Children with older siblings enrolled at their local school already had an admissions advantage over other neighborhood children, under the board’s previous policy. The main difference now is that the same advantage will apply to all younger siblings of existing students (if the older brother or sister has already moved onto middle school, it doesn’t count).

It’s a tough issue, and as expected, people spoke out on both sides. Fans of the siblings-first policy argued that school attendance and parent involvement suffer when brothers and sisters are split between schools. Supporters also said the change would be vital for families, especially those who have had to move away from a school in which one of their children is already enrolled.

“Some of our most involved parents parents moved for economic reasons,” said David Silver, principal of Think College Now, a high-performing elementary school in Fruitvale.

(The district’s demographer, Juwen Lam, recently studied the mobility issue and found that 35 percent of fifth-graders had lived in another attendance boundary when they were in kindergarten. She also tells me that roughly 50 percent of Oakland families choose to enroll their kids in schools outside their home boundaries.)

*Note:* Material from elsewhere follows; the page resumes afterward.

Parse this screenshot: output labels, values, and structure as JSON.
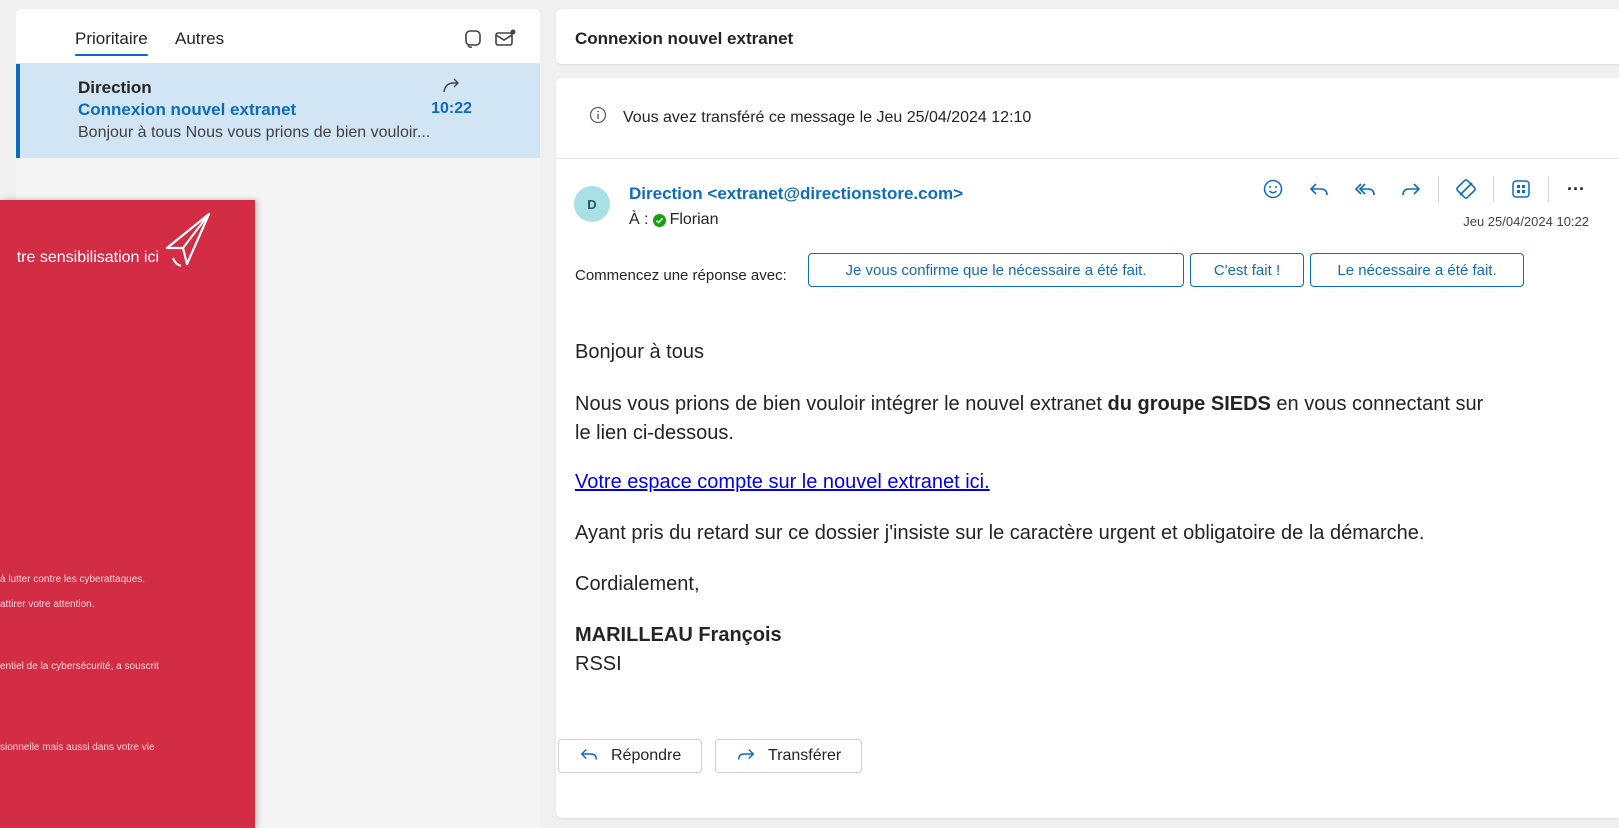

Opponents of the proposed siblings-first policy, including parents of young children who live in Redwood Heights, said the change would create more problems than it would solve. “We’ve been whipsawed in the last few years by changes in enrollment policy,” said Danita Yocum. She said she feared kindergarteners would be turned away in 2009 as a result, despite Hamill’s assurances.

One Hillcrest dad suggested that the district’s overcrowding problems, which mostly exist in the more affluent “hills neighborhoods,” would be greatly diminished if all Oakland families just sent their kids to their local schools (a solution that sounded a little self-serving, considering the vast inequities in the school district).

Noel Gallo, who voted against the decision, said it was the district’s responsibility to make sure every school was desirable.

Hamill stressed that tonight’s decision was only part of the solution. She says the committee will continue to study Oakland’s enrollment issues and possible solutions, including redrawing boundaries, offering half-day kindergarten classes at some schools and otherwise increasing space at some of the high-demand schools.

So you can rest assured, more drama is to come.

image from Miz_Moose’s site at flickr.com/creativecommons

Katy Murphy

Education reporter for the Oakland Tribune. Contact me at kmurphy@bayareanewsgroup.com.

  • http://none Nancy

    Our boy will enter Kinder 9/2010. With all of the purported overcrowding in the preschools alone, as well as years of dysfunction in OUSD, we have decided NOT to purchase a home in the Hillcrest boundaries dispite the fact that if we will have to also pay for private schooling, which seems to be the only option since our boy won’t even be able to attend his neighborhood school. Why should we have to pay for private schooling as well as have to reap the inconvenience of having to drive all over the place before, during, and afterschool? We have already made an about face away from the Oakland Hills for preschool reasons as well, since most of these preschools appear to have pretty packaging yet very unappealing contents that rarely if ever meet their intended missions which also appear to be ego cententric and non-reality based. Perhaps all of these people (both Hill and Flatland and otherwise) should bust the illusion of what exactly is a good school. If schools are failing, you can only blame yourselves for abandoning the challenge to make things right in your own neighborhood. I for one think they can have their Hill schools with all of the ego inflations and non-reality and elitism within them.